Thus far in our discussion, we have explored the antics of a projectile launched horizontally where, basically, the only forces in evidence are the imparted muzzle velocity and gravity, but what happens when an angle from the horizontal is injected into the equation?
Fig 2 illustrates just such a scenario.
The projectile is launched from a bow or rifle towards a target. In this example, I have chosen an angle of 45 degrees, simply because the math is easier. The actual adjustments will vary depending on the angle of the shot, either uphill or down.
In this scenario, the shooter is shooting downhill at an angle of 45 degrees, called the angle of declination. the range along the slope, as measured in one's rangefinder, is 50 yds. When illustrated thus, by simple triangulation, dropping a vertical line from the launch point to intersect the horizontal line extended from the target point, the horizontal distance is determined by multiplying the (Trigonometry function) Sine of the angle 45 deg (.707) times the Slope distance (50 yds).

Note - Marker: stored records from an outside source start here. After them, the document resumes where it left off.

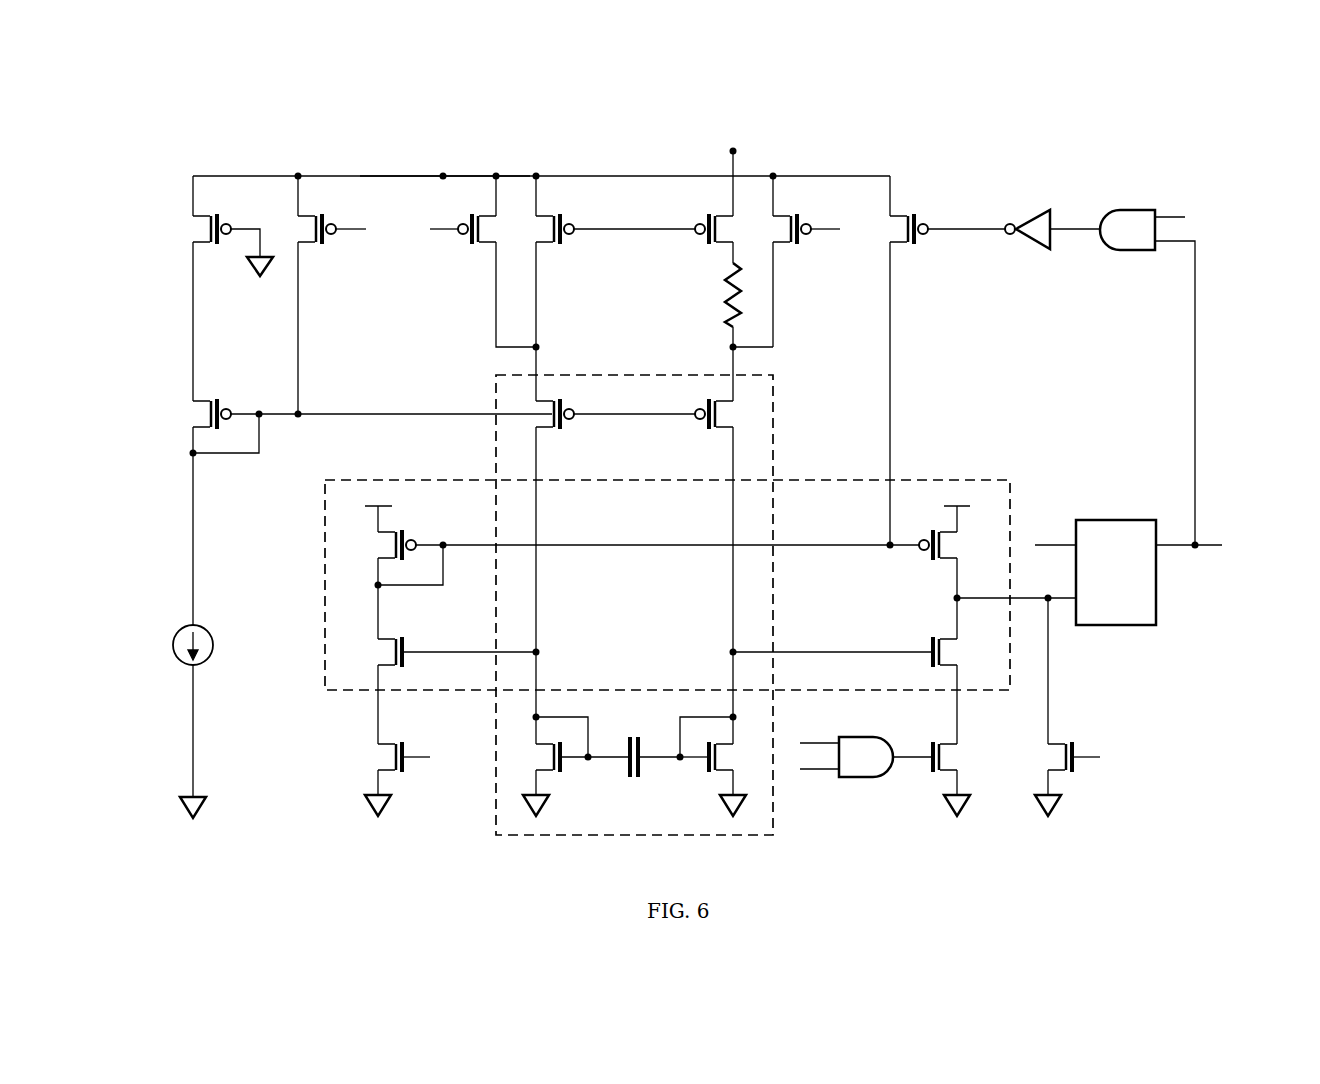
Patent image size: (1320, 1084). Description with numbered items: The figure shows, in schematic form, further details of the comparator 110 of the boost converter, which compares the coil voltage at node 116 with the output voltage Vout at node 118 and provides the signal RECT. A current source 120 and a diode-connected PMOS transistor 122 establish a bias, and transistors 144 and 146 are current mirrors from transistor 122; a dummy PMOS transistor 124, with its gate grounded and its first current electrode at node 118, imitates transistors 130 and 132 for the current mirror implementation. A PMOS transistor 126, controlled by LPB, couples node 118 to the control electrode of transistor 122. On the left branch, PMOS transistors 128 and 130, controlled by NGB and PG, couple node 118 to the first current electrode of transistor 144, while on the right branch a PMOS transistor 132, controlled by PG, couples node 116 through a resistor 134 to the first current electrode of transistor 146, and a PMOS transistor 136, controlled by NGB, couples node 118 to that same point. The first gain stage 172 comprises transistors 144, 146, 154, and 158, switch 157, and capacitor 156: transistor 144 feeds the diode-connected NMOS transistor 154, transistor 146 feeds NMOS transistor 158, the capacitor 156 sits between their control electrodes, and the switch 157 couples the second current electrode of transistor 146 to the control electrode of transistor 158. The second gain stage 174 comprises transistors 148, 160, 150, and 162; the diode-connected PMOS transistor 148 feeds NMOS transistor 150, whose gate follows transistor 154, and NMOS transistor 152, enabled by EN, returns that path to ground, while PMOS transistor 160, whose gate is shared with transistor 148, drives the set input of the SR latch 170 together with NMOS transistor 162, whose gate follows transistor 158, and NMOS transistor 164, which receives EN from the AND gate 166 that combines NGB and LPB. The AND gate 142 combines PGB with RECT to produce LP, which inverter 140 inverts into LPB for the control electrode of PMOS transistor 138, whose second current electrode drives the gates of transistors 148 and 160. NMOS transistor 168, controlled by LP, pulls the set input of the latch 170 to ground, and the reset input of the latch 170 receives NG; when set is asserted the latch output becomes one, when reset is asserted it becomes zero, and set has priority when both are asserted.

The comparator 110 is at (157, 142).
The node 116 is at (733, 151).
The node 118 is at (443, 176).
The current source 120 is at (173, 645).
The PMOS transistor 122 is at (208, 414).
The PMOS transistor 124 is at (208, 229).
The PMOS transistor 126 is at (328, 246).
The PMOS transistor 128 is at (470, 246).
The PMOS transistor 130 is at (566, 246).
The PMOS transistor 132 is at (709, 246).
The resistor 134 is at (722, 299).
The PMOS transistor 136 is at (806, 246).
The PMOS transistor 138 is at (920, 215).
The inverter 140 is at (1034, 214).
The AND gate 142 is at (1140, 210).
The transistor 144 is at (566, 431).
The transistor 146 is at (707, 431).
The PMOS transistor 148 is at (392, 545).
The NMOS transistor 150 is at (392, 652).
The NMOS transistor 152 is at (392, 757).
The NMOS transistor 154 is at (560, 772).
The capacitor 156 is at (636, 779).
The switch 157 is at (733, 717).
The NMOS transistor 158 is at (708, 772).
The PMOS transistor 160 is at (943, 545).
The NMOS transistor 162 is at (943, 652).
The NMOS transistor 164 is at (943, 757).
The AND gate 166 is at (857, 778).
The NMOS transistor 168 is at (1075, 742).
The set-reset latch 170 is at (1112, 627).
The first gain stage 172 is at (620, 375).
The second gain stage 174 is at (978, 480).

The product of this action shows us that the horizontal distance is 35.35 yards, or very close to 35 yds 1 ft.
In order to hit our target as thusly illustrated, one would need to hold as if he were shooting 35 yds, not 50 yds. Or, on your bow, use your 35 yard pin, not your 50 yard pin.
This ratio holds true no matter what the slope distance is. If you were antelope hunting and had measured the distance down the hill to be 600 yds, you would hold as if you were shooting 425 yds (.707X600).
As this angle of declination changes, the horizontal distance will vary as well, but it is always the Sine of the angle X the slope distance. For example, if one were shooting downhill at a very steep angle of 30 degrees, the horizontal distance would be 1/2 the slope distance, or 25 yds. (Sine 30 deg = .5) Conversely, if one were shooting at a shallower angle of 60 deg, the horizontal distance would be 37.5 yards (Sine 60 deg = .75).
As one can see from this discussion, it is very important to practice shooting from various ranges, and various angles to determine for oneself where your projectile is going to hit, relative to the slope distance. If one fails to take this factor into consideration, you will overshoot your target every time.
Now, understanding the effects of shooting downhill, how does one compensate for shooting at these same angles uphill? Figure 3 is an illustration of this effect. As one can readily see, the horizontal distance when shooting uphill is precisely the same as it is when shooting downhill at the same angle. Hence, we would adjust our point of aim in exactly the same manner as previously described. I know that this flies in the face of what we'd believe to be true, but, nonetheless, nothing has changed. The horizontal distance is still 35 yds as it was before, and it is over this 35 yards that gravity acts on the projectile. As Gravity is the ONLY force pulling the projectile to the ground, and it remains constant, the actual range remains constant.